As part of my day job, I work with infectious disease specialists who are experiencing the shift to electronic record keeping. So this doesn’t surprise me at all (boldface mine):
“The lack of complete history taking, particularly travel history assessment, documentation and sharing, the ineffective communications among the clinical team and a seeming overreliance on the EHR [electronic health record] rather than focusing on the complete care of the patient, leads the Expert Panel to recommend a broad review of the quality of care. . . . IT [Information Technology] . . . and the culture of the THD [Texas Health Presbyterian Dallas] Emergency Department,” the report says…
The report criticized the staff in the emergency department for not verbally communicating information about Duncan’s recent travel to Liberia, where ebola was rampant, and which was entered into the electronic health record.
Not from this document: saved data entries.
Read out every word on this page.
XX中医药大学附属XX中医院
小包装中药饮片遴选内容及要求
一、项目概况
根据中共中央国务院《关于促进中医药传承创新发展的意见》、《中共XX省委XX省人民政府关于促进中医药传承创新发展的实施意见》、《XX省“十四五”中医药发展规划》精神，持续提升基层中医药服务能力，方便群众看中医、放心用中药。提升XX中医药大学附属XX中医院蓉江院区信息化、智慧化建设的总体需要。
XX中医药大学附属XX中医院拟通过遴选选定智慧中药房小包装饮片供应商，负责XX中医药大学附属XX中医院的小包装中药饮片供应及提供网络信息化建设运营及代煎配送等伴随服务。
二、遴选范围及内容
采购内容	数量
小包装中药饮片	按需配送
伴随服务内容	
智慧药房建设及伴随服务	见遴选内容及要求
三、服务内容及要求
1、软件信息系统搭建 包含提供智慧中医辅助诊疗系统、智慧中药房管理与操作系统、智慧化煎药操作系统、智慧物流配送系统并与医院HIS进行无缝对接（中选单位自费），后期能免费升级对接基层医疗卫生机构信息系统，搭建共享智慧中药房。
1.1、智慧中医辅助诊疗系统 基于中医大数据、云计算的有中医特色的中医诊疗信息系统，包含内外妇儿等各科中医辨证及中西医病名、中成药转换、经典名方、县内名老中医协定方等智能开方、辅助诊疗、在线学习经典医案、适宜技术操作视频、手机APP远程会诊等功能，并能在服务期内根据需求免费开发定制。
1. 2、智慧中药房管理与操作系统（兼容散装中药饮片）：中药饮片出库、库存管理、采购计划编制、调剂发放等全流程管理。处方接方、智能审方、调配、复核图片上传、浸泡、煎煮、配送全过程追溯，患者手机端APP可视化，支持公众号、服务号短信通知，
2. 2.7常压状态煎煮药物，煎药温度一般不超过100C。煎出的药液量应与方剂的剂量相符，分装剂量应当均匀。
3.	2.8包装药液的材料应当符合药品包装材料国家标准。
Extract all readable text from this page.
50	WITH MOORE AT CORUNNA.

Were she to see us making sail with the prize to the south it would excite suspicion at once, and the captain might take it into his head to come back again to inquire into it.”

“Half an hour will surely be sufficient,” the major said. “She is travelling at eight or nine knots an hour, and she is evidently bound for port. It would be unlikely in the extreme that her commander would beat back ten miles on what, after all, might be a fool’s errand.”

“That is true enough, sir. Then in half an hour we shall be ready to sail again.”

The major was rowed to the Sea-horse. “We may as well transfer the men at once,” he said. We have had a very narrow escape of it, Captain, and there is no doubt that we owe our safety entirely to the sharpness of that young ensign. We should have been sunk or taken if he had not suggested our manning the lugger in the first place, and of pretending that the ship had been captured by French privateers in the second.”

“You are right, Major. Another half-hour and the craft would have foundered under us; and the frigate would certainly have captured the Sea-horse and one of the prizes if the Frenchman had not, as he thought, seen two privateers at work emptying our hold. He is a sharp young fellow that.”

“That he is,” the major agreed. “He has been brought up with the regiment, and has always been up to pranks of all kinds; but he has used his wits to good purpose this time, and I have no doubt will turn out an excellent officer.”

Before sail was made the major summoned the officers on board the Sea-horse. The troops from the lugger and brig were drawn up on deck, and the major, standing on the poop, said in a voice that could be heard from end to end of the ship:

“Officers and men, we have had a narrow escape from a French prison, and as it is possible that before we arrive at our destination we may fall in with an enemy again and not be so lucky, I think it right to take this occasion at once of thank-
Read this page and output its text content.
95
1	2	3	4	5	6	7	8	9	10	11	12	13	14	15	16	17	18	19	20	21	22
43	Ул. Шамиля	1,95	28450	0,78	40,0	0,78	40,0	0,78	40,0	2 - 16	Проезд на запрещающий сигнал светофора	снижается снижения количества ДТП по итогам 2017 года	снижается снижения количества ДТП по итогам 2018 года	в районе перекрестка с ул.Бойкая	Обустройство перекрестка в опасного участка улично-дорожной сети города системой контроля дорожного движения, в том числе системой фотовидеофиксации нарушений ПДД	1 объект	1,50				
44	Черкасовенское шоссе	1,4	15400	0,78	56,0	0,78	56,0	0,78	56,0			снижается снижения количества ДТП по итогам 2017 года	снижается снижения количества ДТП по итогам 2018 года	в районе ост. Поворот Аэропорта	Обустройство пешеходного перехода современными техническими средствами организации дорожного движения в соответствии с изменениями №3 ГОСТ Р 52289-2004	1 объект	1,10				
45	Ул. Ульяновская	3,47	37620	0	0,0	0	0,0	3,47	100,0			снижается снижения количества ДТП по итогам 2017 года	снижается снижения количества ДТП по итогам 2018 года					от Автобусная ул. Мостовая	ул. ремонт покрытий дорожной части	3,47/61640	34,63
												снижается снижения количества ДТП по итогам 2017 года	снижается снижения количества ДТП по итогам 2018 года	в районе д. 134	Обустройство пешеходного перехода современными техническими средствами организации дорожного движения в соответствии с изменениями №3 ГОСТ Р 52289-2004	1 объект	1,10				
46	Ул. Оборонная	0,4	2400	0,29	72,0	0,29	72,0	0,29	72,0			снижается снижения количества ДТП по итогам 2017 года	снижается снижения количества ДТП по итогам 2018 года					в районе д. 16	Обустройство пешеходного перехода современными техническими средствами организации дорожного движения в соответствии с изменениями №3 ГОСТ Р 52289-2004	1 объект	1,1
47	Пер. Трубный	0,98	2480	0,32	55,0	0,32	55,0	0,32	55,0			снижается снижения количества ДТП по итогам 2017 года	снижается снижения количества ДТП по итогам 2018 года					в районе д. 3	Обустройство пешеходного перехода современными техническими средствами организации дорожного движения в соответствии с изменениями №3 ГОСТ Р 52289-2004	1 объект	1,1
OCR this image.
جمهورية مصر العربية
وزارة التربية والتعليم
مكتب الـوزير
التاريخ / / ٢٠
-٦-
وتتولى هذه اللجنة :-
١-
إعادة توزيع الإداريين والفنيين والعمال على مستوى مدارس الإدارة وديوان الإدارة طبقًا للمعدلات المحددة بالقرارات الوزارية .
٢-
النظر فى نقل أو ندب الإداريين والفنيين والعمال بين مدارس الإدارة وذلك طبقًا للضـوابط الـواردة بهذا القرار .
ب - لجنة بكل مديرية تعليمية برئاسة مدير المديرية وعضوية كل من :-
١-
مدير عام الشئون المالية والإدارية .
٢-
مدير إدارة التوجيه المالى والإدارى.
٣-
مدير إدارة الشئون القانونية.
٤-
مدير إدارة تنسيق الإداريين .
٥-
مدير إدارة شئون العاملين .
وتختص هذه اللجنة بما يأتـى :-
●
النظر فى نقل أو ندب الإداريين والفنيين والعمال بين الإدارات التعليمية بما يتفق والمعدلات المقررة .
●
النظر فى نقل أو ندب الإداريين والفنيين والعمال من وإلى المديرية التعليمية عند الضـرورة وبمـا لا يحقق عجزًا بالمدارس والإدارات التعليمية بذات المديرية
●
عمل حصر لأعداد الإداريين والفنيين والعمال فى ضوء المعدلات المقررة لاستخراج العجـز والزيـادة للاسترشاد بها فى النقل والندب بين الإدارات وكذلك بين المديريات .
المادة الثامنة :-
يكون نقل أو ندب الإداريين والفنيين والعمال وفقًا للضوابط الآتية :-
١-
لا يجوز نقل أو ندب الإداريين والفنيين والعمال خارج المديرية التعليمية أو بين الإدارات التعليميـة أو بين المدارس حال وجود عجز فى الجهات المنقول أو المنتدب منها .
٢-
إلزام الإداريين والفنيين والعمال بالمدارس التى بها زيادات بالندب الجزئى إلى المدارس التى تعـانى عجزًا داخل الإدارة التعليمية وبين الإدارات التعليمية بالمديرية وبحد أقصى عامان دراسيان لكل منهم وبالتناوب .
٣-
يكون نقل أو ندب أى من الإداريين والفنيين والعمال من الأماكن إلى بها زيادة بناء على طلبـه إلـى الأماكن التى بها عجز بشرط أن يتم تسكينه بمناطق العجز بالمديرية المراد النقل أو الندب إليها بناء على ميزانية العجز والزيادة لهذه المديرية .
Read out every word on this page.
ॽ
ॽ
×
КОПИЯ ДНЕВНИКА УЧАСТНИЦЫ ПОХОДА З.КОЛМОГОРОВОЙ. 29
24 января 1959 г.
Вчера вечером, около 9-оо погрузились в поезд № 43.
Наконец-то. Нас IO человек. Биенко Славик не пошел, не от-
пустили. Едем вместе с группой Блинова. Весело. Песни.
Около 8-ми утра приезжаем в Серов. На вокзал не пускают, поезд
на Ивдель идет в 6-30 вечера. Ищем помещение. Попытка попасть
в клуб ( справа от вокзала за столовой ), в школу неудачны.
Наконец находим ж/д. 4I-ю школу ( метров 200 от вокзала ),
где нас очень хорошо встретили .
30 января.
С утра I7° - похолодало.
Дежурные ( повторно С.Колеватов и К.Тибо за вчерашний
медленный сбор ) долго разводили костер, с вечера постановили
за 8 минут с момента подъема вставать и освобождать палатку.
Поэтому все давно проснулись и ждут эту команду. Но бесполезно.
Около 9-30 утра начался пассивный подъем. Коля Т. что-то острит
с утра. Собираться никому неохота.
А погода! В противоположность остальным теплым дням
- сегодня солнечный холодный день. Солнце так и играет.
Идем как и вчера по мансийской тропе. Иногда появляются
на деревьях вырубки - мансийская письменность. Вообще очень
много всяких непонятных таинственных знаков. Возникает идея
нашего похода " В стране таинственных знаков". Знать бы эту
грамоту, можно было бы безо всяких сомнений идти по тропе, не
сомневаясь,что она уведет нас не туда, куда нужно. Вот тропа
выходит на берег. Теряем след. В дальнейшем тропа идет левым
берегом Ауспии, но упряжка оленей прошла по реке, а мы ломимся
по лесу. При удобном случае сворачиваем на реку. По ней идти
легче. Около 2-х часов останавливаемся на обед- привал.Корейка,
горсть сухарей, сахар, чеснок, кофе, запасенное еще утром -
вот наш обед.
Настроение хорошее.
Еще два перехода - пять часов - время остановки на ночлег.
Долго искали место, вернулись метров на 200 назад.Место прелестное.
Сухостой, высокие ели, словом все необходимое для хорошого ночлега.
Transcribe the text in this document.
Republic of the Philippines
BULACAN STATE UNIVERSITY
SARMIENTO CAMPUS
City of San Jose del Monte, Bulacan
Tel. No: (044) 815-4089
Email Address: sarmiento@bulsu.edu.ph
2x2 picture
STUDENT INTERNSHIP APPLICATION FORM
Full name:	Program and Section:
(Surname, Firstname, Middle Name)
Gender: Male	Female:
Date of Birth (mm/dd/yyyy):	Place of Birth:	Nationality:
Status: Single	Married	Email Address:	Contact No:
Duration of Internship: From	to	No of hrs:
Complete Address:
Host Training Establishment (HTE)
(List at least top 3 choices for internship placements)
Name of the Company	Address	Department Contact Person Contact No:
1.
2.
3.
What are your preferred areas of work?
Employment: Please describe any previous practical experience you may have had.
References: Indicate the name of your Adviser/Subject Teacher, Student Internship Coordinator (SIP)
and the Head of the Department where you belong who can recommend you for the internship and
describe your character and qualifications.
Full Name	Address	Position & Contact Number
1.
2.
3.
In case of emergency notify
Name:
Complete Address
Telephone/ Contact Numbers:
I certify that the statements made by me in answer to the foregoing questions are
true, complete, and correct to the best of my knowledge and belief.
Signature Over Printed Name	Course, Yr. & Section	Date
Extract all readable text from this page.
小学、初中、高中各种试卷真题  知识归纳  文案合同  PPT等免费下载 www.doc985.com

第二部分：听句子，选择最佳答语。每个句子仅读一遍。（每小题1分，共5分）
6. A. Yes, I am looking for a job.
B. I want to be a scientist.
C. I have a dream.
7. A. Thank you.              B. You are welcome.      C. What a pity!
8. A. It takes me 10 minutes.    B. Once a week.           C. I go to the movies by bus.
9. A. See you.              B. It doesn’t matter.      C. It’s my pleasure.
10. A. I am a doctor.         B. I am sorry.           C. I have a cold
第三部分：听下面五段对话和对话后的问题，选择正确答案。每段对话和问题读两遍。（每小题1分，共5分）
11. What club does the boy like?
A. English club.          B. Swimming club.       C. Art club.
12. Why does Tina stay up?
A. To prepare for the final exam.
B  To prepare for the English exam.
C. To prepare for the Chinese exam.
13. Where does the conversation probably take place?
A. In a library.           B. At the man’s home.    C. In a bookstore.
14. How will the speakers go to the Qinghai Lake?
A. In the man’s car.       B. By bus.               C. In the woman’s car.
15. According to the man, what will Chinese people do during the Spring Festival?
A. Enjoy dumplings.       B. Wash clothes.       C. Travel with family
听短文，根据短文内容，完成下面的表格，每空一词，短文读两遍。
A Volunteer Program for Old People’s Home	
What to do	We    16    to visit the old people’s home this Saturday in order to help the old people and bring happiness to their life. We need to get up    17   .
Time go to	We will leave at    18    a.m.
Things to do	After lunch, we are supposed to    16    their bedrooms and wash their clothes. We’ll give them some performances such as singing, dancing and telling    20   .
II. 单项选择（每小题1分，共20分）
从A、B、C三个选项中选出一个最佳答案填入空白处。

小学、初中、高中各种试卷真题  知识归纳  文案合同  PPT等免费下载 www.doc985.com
The 15-page report also said the hospital’s electronic health record’s failure to have automatic alerts related to questions on travel history contributed to Duncan’s misdiagnosis on his first visit.
Anyone who has been involved, even tangentially, in developing a complex informatics system or pipeline knows there will be ‘edge cases’ that just weren’t anticipated–like treating a patient with a very lethal infectious disease from outside the U.S.
If you’re trying to figure out how to let people download porn faster, edge cases are not such a big deal (MOAR PORNS! NAO!). But having them crop up when faced with a contagious (thankfully, not as contagious as some) and very dangerous viral infection, that’s suboptimal.
I think the next few years, as the kinks are worked out, have to potential to be interesting, as in “may you live in interesting times.”